Focus: Streaming Multilevel Concentration for Efficient Vision-LLM Acceleration
Introduction and Motivation
This work introduces Focus, a hardware-software co-designed architecture specifically engineered for efficient Vision-LLM (VLM) inference via progressive and fine-grained elimination of redundancy in vision-language input sequences. The authors identify that state-of-the-art VLMs used for tasks such as video captioning and VQA exhibit massive computational and memory demands driven by dense tokenization of high-redundancy visual streams. Existing algorithmic token pruning and merging techniques typically operate at token-level granularity, largely decoupled from underlying hardware topology, resulting in limited sparsity utilization and suboptimal energy-compute trade-offs.
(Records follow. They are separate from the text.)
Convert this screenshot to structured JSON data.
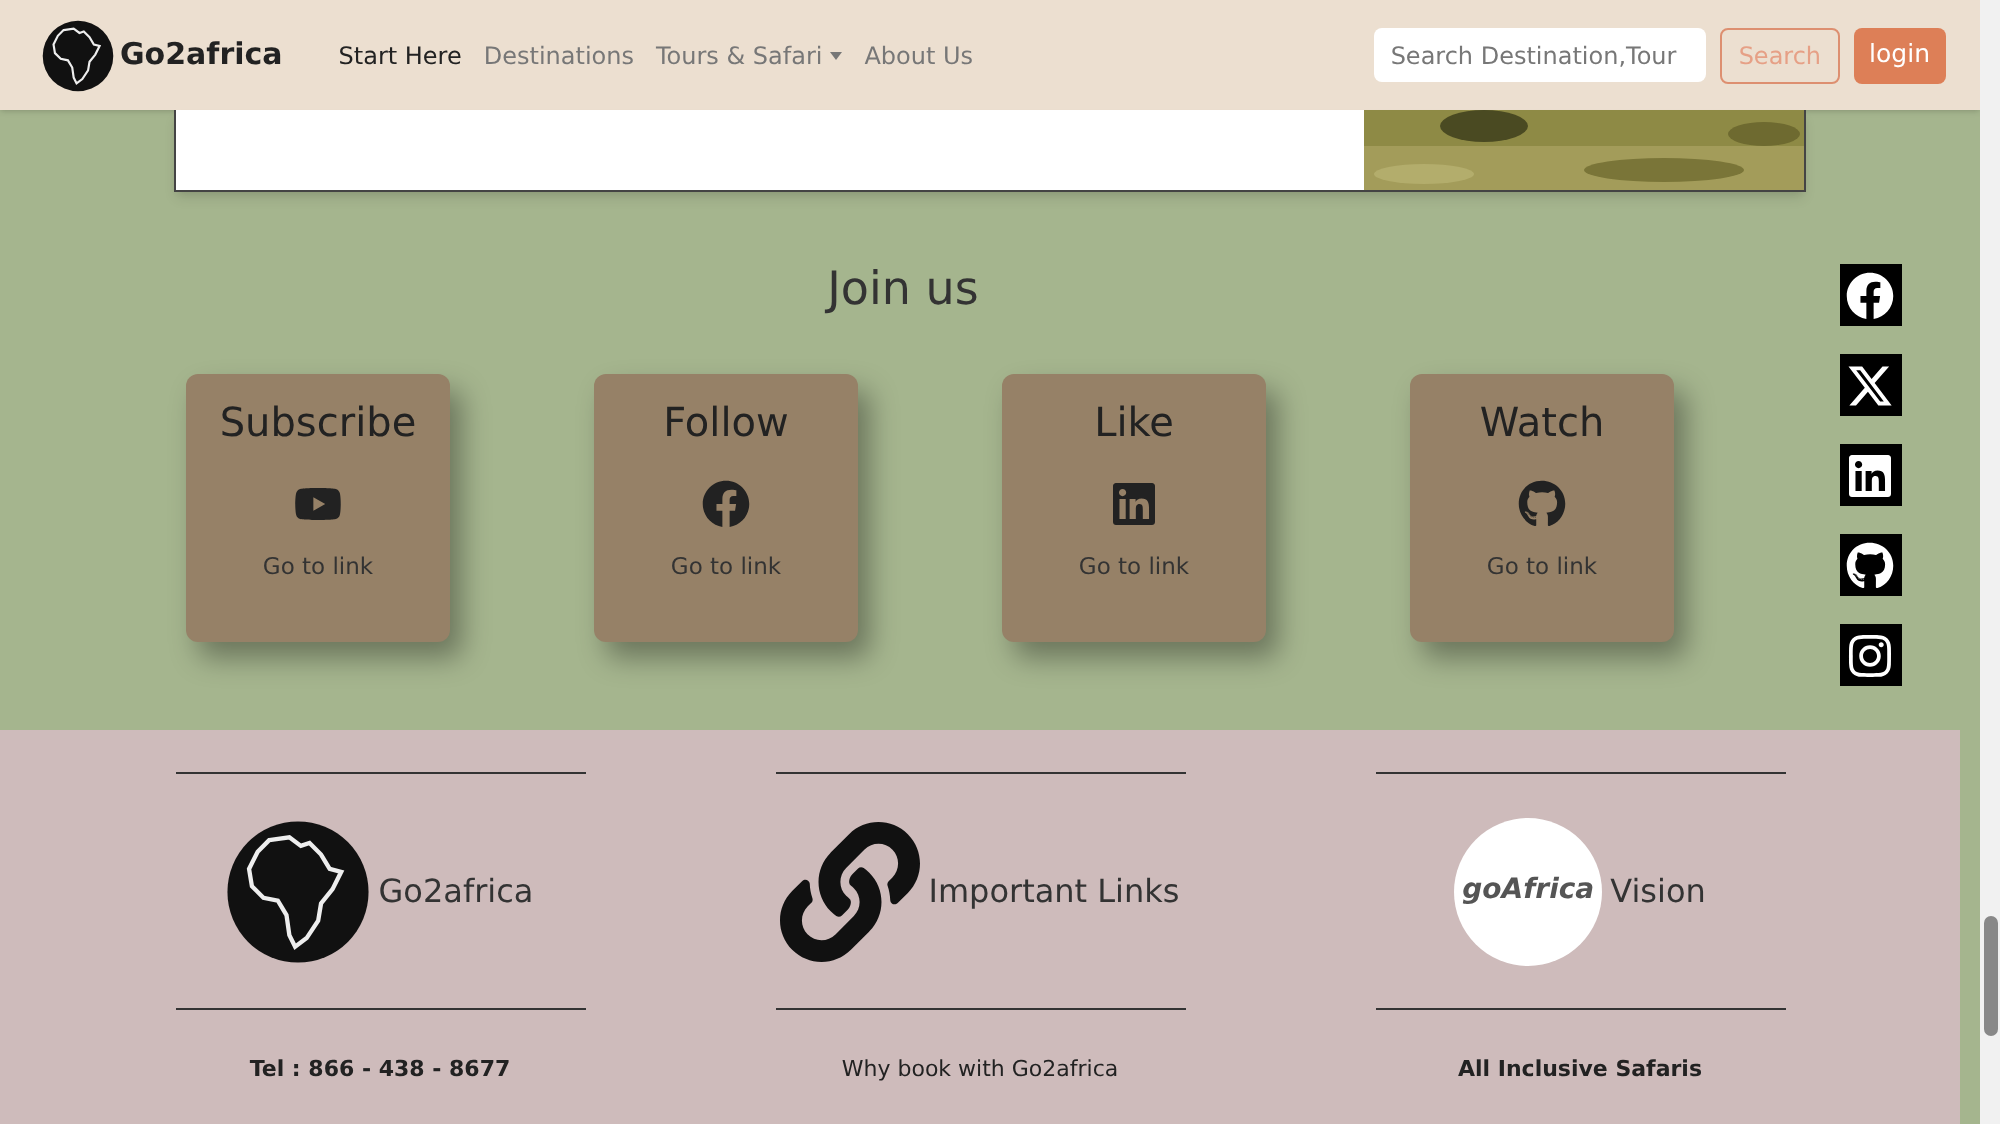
{
  "navbar": {
    "brand": "Go2africa",
    "links": [
      {
        "label": "Start Here",
        "selected": true,
        "dropdown": false
      },
      {
        "label": "Destinations",
        "selected": false,
        "dropdown": false
      },
      {
        "label": "Tours & Safari",
        "selected": false,
        "dropdown": true
      },
      {
        "label": "About Us",
        "selected": false,
        "dropdown": false
      }
    ],
    "search": {
      "placeholder": "Search Destination,Tour"
    },
    "search_button": "Search",
    "login_button": "login"
  },
  "join": {
    "title": "Join us",
    "cards": [
      {
        "title": "Subscribe",
        "link": "Go to link"
      },
      {
        "title": "Follow",
        "link": "Go to link"
      },
      {
        "title": "Like",
        "link": "Go to link"
      },
      {
        "title": "Watch",
        "link": "Go to link"
      }
    ]
  },
  "footer": {
    "columns": [
      {
        "title": "Go2africa",
        "item": "Tel : 866 - 438 - 8677",
        "bold": true
      },
      {
        "title": "Important Links",
        "item": "Why book with Go2africa",
        "bold": false
      },
      {
        "logo_text": "goAfrica",
        "title": "Vision",
        "item": "All Inclusive Safaris",
        "bold": true
      }
    ]
  }
}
Furthermore, VLMs manifest redundancy not only along the visual axis but across modalities in a context-dependent manner, which most prior approaches fail to exploit.
The proposed Focus architecture targets this gap by introducing a multilevel, fully-streaming concentration paradigm that hierarchically compresses joint vision-language sequences using: (1) semantic-guided token pruning, (2) spatial-temporal block-level similarity, and (3) vector-level motion-aware matching. All concentration stages are realized as low-overhead, modular, and on-chip hardware units positioned to intercept tiles between GEMM stages within systolic-array accelerators, maximizing on-chip data locality and reducing DRAM bandwidth.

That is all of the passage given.